SYMBOLIC DYNAMICS OF BIMODAL MAPS

Our goal in this paper is to introduce an alternative technique to the ones utilized in symbolic dynamics which allows for the simple deduction of formulae for the calculation of the topological entropy. This technique is based on a commutative diagram derived from the study of the homological configurations of graphs associated to bimodal maps of the interval. From the partition of the interval that corresponds to the itinerary of the critical points we introduce 0-1-chains of complexes that translate the dynamical properties in relations of homological type. In [11] it was introduced the kneading-determinant D(t) as a formal power series. On the other hand, in [5] using homological properties we proved a precise relation between the kneading-determinant and the characteristic polynomial of a matrix A associated to the action on 1-chains of the interval with one critical point.
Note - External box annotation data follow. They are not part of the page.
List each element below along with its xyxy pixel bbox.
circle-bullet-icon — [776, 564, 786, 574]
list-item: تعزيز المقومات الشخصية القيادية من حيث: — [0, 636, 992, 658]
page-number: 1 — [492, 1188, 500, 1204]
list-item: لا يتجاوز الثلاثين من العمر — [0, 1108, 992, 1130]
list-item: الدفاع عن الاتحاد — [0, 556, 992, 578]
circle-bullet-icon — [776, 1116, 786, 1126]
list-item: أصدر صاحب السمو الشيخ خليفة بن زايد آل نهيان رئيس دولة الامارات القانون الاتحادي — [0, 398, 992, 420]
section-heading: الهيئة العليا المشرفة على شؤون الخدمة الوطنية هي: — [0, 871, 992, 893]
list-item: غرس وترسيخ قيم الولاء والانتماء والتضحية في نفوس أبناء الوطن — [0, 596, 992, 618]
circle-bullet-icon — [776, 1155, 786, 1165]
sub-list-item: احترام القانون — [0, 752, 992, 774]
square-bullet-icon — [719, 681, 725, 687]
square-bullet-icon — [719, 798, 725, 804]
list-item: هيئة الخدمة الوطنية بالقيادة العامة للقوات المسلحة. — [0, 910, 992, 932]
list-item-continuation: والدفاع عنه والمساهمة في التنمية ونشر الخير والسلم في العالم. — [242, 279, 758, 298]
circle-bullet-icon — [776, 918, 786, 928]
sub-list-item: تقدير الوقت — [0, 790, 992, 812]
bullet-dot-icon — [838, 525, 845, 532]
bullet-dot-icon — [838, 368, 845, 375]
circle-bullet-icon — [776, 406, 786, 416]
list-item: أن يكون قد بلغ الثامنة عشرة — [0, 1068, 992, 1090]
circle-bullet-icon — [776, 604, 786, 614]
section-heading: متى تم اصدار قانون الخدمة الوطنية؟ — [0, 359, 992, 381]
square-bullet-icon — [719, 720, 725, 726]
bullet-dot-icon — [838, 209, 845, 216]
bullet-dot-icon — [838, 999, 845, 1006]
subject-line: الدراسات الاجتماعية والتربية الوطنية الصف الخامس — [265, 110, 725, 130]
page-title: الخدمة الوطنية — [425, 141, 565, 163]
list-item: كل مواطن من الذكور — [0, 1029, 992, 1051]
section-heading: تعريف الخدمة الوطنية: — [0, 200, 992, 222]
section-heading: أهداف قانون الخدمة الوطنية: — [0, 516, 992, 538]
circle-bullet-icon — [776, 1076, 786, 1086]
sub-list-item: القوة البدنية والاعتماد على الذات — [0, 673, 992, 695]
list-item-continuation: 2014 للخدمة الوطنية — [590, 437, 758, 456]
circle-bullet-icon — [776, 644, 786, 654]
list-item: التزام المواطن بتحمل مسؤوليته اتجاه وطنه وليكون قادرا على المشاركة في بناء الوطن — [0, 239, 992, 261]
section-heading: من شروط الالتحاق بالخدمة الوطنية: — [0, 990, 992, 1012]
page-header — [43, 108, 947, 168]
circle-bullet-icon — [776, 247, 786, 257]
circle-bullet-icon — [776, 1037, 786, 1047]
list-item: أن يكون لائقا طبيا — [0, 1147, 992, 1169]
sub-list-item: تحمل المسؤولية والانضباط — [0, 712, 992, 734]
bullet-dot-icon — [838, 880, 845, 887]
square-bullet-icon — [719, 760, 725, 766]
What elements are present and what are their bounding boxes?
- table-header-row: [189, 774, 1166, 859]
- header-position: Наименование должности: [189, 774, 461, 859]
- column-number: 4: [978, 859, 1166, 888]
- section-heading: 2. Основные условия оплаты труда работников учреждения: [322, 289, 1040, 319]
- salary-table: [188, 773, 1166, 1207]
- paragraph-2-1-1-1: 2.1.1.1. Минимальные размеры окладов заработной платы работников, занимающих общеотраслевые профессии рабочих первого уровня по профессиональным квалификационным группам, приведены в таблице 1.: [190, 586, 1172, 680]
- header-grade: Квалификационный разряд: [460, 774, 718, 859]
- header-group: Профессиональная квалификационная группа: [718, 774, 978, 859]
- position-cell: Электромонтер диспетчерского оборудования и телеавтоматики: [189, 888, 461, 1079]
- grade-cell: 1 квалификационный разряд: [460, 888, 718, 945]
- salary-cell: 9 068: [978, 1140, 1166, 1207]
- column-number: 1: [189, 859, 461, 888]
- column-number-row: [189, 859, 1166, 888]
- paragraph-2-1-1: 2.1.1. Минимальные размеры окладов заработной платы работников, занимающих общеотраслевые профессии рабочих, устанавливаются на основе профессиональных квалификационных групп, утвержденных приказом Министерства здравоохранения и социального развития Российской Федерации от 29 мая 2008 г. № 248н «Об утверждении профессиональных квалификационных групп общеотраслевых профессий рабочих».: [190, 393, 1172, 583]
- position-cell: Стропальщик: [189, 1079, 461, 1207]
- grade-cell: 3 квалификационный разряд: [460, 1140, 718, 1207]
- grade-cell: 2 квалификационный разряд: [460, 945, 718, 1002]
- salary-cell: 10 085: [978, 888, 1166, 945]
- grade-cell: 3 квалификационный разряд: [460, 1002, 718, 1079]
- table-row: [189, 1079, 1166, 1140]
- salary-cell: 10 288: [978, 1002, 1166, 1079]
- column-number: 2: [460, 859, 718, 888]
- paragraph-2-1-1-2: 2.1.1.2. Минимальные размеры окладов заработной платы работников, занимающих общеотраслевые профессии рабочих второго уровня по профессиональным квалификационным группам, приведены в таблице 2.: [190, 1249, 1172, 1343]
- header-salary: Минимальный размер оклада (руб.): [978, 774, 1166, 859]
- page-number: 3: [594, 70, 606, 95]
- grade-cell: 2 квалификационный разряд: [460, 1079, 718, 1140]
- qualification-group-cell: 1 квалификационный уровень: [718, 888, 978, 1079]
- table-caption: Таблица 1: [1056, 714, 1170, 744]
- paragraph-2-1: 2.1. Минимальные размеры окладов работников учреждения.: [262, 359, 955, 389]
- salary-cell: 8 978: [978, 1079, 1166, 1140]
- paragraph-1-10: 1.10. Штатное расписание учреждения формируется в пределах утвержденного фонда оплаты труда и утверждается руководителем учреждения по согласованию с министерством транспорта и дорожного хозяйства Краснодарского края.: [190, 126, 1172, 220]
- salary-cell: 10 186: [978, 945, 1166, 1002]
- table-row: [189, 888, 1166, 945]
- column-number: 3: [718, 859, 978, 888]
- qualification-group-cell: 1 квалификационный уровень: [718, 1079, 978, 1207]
In this paper we extend this result to the maps of the interval with two critical points. The advantage of this method is that the formula introduced in proposition 2 allows to write explicitly the characteristic polynomial which is valid for all pairs of sequences of symbols. The study of bimodal maps has found interesting applications in physics and biology [1, 3, 10, 12, 14]. Their mathematical study has drawn the attention of [4, 6, 8, 9, 11, 13]. The introduction of a homological language into these studies was used before by [2].